There are several stemmers out there so you don't have to write your own (it's actually quite a complex although interesting task). We will use PorterStemmer imported from nltk library. This time our vectorizer construction has to change a little bit. We will first build the analyzer and then use it to initialize the final one.
from nltk.stem.porter import PorterStemmer
stemmer = PorterStemmer()
analyzer = CountVectorizer(stop_words='english', token_pattern='[a-zA-Z]{2,}').build_analyzer()
vectorizer = CountVectorizer(max_features=500, analyzer=(lambda text: (stemmer.stem(word) for word in analyzer(text))))
one_hot = fit_transform_vectorizer(vectorizer)
Now we can see how this representation looks like and then how well it can be used to predict the category of text. First let's have a peek on the result of transformation and display one example. Feel free to change the index and check others.
print(one_hot.toarray())
example_idx = 73 # Feel free to change the index
print(one_hot.toarray()[example_idx])
Do you see now what I meant about sparcity? Most of the words don't appear in the sentence and we also limite3d our vocabulary so rare and stop words won't be represented as features.
tf-idf
Another way to get the feature vector is to use tf-idf model. It is based on calculating the frequency of words based on both appearing in the sentence and in the whole dataset. The method of calculation can represented as follows:
sklearn again offering a class (TfidfVectorizer) to do the calculations for us. As we've learned from the previous experience we'll use the other techniques and just change the type of vectorizer assigning the transformation to the separate value.

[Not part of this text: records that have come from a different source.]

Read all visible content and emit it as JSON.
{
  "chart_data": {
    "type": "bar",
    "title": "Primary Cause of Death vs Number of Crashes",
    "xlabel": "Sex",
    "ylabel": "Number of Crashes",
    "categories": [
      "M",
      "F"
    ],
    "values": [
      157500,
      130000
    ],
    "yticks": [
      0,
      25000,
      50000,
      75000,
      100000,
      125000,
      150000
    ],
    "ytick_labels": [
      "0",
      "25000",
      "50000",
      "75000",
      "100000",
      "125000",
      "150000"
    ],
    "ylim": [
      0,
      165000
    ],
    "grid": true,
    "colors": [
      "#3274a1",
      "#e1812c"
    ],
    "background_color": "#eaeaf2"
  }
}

from sklearn.feature_extraction.text import TfidfVectorizer
analyzer = TfidfVectorizer(stop_words='english', token_pattern='[a-zA-Z]{2,}').build_analyzer()
vectorizer_tfidf = TfidfVectorizer(max_features=500, analyzer=(lambda text: (stemmer.stem(word) for word in analyzer(text))))

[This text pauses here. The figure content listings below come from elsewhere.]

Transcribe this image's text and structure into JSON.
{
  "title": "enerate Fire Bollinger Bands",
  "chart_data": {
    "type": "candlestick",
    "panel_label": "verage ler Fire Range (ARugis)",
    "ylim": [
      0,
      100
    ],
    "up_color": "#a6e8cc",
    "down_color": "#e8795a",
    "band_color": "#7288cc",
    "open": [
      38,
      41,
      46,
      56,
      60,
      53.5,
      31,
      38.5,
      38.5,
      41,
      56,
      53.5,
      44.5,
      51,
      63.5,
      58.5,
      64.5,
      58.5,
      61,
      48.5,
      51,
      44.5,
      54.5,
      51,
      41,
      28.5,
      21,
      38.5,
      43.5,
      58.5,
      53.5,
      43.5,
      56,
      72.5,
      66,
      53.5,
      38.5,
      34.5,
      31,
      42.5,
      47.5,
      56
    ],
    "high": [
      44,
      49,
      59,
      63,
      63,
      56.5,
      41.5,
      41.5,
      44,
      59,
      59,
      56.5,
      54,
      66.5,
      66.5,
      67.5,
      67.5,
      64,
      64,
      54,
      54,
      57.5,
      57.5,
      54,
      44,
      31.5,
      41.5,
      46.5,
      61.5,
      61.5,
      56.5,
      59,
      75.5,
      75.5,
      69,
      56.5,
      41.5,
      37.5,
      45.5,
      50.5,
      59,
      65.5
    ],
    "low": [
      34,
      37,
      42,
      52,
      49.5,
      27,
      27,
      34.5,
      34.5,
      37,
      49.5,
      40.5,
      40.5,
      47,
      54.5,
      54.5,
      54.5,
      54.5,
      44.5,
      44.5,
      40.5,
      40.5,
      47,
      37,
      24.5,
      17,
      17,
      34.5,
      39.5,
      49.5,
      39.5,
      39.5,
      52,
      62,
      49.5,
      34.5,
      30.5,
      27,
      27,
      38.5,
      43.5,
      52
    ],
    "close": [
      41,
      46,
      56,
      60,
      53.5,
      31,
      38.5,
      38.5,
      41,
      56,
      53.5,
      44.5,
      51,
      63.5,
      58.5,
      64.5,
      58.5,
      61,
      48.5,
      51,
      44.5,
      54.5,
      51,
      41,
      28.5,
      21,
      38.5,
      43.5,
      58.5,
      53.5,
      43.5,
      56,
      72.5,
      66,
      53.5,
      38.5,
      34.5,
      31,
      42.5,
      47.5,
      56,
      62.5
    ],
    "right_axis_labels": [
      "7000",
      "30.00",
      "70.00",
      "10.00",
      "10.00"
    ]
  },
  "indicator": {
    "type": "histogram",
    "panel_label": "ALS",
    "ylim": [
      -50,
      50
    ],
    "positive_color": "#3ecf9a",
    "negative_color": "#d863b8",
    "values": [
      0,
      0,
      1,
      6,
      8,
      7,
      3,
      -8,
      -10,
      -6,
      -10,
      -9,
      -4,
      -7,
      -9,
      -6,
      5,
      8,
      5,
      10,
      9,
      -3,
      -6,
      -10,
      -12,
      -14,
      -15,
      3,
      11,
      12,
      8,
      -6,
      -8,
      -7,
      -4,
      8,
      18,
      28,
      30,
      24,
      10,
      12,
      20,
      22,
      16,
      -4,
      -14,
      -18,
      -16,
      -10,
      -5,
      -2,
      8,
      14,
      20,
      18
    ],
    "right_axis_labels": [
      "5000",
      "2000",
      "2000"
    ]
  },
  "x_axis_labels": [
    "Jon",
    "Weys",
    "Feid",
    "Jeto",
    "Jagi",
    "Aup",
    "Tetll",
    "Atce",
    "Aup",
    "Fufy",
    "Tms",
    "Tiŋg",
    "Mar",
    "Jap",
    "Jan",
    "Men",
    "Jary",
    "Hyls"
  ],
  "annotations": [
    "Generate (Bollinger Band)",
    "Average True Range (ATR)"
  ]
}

tfidf = fit_transform_vectorizer(vectorizer_tfidf)
The vocabulary looks exactly the same but the representation differ. Instead of counts it should now contain real values representing tf-idf index. Let's have a look at the result of transformation.
print(tfidf.toarray())
example_idx = 73
print(tfidf.toarray()[example_idx])
Classification model
We will use now those two representations (vector count and tf-idf) to train two separate models. As the machine learning algorithm we will use multinomial Naive Bayes which is offered in sklearn by class MultinomialNB. Once we fit to the training data (which were created by transforming train_documents), the model can be used to make future predictions.
from sklearn.naive_bayes import MultinomialNB
one_hot_model = MultinomialNB().fit(one_hot, train_labels)
tfidf_model = MultinomialNB().fit(tfidf, train_labels)
Let's check how both models perform on the training and test datasets. As we already have the vectorised presentations for the training set, we need to do the same for the test documents. This time we will use transform method for both vectorizers ans we no longer need to fit them.
Then we use underlying truth (train_labels and test_labels) to score both models.
test_one_hot = vectorizer.transform(test_documents)
test_tfidf = vectorizer_tfidf.transform(test_documents)
print("One hot train score: ", one_hot_model.score(one_hot, train_labels))
print("One hot test score: ", one_hot_model.score(test_one_hot, test_labels))
print("Tfidf train score: ", one_hot_model.score(tfidf, train_labels))
print("Tfidf test score: ", one_hot_model.score(test_tfidf, test_labels))
The results are not amazing but sufficient enough regarding we only did basic feature engineering and didn't really tune the algorithms. The model show good generalization, but to trully evaluate them other matrics should be used to account for classes imbalance.